Question

All the vertices of a rectangle lie on a circle of radius R. If the perimeter of the rectangle is P, then the area of the rectangle is

• A. \(\frac{P^2}{2}−2PR\)
• B. \(\frac{P^2}{8}−2R^2\)
• C. \(\frac{P^2}{16}−R^2\)
• D. \(\frac{P^2}{8}−\frac{R^2}{2}\)

Answer 1

The Correct Option is B

To determine the area of a rectangle inscribed within a circle, where all vertices lie on the circle, we must consider specific geometric properties. Let the rectangle's side lengths be \(a\) and \(b\). The diagonals of such a rectangle are equivalent to the circle's diameter, which is \(2R\). By applying the Pythagorean theorem, we establish the relationship: \(a^2 + b^2 = (2R)^2 = 4R^2\). The perimeter \(P\) of the rectangle is defined as \(P = 2(a + b)\).

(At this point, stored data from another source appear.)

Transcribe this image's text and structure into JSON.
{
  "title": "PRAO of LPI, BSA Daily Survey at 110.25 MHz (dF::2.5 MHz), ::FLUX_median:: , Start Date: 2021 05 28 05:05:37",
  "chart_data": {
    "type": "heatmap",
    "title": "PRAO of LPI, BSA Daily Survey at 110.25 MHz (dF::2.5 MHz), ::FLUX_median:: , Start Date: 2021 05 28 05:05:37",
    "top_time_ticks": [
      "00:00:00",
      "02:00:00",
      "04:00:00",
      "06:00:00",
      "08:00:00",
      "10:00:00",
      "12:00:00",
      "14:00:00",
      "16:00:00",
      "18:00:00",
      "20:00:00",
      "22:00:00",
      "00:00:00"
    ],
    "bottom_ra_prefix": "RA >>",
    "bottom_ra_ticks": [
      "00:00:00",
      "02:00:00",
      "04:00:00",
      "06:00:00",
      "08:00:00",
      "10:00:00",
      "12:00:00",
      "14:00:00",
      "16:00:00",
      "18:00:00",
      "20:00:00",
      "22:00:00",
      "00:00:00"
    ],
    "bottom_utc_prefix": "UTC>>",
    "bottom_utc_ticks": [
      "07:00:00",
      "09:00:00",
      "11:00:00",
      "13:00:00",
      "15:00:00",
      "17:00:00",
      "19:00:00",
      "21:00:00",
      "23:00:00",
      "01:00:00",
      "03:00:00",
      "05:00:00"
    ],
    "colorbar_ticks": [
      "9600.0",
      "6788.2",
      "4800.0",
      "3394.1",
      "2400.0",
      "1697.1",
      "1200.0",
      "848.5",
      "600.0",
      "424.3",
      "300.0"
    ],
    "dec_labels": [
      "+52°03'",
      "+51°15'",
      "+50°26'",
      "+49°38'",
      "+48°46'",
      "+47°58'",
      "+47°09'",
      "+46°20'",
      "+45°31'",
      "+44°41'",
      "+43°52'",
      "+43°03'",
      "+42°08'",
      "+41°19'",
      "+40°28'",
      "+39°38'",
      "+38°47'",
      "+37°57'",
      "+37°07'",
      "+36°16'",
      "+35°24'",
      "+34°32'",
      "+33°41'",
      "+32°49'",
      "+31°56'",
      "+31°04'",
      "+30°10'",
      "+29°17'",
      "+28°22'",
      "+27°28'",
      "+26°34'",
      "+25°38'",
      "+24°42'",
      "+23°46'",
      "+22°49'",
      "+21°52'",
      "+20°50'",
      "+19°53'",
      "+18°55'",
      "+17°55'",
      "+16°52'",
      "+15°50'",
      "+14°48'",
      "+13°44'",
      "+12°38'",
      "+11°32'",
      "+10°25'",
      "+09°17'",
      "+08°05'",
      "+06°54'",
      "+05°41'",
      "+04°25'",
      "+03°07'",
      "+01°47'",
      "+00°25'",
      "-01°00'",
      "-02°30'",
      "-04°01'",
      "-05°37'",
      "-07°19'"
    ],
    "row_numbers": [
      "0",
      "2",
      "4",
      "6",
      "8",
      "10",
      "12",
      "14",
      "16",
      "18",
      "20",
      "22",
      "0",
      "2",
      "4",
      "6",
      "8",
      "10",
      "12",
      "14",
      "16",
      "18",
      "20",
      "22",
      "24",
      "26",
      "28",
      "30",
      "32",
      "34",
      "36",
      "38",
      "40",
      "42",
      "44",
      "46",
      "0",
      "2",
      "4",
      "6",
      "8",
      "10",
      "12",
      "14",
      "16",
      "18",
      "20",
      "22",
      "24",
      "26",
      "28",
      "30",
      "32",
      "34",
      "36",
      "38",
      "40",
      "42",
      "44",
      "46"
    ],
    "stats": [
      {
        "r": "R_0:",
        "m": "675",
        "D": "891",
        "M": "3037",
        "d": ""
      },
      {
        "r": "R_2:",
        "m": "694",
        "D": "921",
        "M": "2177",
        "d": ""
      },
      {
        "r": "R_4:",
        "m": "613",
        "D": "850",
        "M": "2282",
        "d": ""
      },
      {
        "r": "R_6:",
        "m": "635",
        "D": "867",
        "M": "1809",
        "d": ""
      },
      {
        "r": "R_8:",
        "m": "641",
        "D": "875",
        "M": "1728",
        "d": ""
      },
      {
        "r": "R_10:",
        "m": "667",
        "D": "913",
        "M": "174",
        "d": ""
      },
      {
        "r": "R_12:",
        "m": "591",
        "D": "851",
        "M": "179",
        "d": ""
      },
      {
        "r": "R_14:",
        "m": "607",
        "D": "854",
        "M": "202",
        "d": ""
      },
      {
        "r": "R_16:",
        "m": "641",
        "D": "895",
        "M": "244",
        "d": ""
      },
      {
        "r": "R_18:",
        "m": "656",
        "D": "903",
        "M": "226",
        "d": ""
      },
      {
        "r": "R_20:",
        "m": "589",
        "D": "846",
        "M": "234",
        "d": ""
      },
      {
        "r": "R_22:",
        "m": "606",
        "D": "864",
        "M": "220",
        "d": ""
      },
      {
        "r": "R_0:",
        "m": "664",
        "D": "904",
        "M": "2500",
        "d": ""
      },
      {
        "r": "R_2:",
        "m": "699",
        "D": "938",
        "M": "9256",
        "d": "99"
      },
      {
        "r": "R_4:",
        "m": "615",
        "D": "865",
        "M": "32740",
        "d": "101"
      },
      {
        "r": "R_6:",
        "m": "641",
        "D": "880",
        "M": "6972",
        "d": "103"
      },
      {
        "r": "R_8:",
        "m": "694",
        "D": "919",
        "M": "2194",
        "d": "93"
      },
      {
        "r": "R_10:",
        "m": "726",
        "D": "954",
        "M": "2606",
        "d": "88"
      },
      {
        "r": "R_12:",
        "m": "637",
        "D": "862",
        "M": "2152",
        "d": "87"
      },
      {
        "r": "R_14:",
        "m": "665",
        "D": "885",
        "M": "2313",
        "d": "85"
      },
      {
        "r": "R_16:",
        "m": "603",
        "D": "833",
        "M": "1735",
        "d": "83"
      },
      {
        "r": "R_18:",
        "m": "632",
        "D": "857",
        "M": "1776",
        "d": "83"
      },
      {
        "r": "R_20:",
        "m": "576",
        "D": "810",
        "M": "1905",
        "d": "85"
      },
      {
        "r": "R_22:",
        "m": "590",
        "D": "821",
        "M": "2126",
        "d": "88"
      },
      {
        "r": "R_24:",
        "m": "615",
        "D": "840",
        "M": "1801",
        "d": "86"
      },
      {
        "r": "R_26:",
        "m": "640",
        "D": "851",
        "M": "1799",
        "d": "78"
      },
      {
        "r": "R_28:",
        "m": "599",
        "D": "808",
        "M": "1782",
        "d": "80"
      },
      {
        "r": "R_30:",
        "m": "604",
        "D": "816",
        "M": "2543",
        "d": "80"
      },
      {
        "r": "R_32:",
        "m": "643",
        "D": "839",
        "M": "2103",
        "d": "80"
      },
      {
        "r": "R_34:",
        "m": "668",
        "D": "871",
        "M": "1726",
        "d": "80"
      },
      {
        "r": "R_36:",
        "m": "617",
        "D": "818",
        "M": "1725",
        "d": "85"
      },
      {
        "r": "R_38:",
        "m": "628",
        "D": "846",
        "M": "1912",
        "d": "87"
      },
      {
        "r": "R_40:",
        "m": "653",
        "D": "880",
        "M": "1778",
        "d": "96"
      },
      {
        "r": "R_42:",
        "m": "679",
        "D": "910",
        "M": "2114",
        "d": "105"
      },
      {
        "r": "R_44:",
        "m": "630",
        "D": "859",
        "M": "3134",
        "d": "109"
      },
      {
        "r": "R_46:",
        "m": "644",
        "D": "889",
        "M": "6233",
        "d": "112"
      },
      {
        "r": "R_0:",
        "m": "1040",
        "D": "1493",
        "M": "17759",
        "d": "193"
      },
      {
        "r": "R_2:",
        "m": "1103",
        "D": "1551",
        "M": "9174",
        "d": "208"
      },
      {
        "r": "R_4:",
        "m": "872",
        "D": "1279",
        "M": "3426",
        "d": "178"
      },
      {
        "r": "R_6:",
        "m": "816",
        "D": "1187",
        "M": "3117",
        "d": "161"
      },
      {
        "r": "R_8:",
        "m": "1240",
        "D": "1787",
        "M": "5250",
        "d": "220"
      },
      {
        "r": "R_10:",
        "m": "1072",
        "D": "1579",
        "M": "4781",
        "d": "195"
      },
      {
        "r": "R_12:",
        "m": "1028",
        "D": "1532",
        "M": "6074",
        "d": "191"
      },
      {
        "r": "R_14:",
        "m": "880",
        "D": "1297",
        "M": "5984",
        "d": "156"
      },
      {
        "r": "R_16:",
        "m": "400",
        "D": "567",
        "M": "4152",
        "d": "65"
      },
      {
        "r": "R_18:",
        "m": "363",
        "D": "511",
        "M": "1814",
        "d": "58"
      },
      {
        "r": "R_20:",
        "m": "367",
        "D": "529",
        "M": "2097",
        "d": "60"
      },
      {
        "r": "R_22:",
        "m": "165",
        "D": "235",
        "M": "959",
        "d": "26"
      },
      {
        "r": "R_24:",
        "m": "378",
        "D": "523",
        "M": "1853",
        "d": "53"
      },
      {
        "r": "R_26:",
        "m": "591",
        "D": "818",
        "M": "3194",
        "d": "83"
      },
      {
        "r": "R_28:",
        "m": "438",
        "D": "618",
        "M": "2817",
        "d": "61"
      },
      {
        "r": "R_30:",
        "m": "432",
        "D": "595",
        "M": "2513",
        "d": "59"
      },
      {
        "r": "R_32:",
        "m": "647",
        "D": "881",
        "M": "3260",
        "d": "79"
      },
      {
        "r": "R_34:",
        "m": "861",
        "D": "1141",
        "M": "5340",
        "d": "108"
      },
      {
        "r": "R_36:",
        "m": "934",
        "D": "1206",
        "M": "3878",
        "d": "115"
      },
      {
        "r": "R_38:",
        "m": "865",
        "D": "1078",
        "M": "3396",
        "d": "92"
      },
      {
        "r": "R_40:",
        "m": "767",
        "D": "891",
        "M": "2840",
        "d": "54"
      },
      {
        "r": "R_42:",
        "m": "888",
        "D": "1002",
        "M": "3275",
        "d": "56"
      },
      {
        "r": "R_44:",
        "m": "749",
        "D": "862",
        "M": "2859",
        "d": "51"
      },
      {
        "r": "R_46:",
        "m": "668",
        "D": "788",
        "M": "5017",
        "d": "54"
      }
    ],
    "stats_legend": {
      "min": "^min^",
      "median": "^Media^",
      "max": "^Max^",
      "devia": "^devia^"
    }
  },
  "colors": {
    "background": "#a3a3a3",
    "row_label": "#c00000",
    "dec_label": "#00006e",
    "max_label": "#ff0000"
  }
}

From the perimeter equation, we can derive:

\[a + b = \frac{P}{2}\]

The objective is to find the area \(A\) of the rectangle, represented by the formula:

\[A = a \times b\]

Squaring the sum of the sides expression, \(a + b\), and utilizing the algebraic identity \((a + b)^2 = a^2 + b^2 + 2ab\), we proceed:

\[\left(\frac{P}{2}\right)^2 = 4R^2 + 2ab\]

Rearranging to solve for \(ab\):

\[2ab = \frac{P^2}{4} - 4R^2\]

\[ab = \frac{P^2}{8} - 2R^2\]

Therefore, the area of the rectangle is given by:

\[A = \frac{P^2}{8} - 2R^2\]

This calculation confirms that the correct area is \(\frac{P^2}{8} - 2R^2\).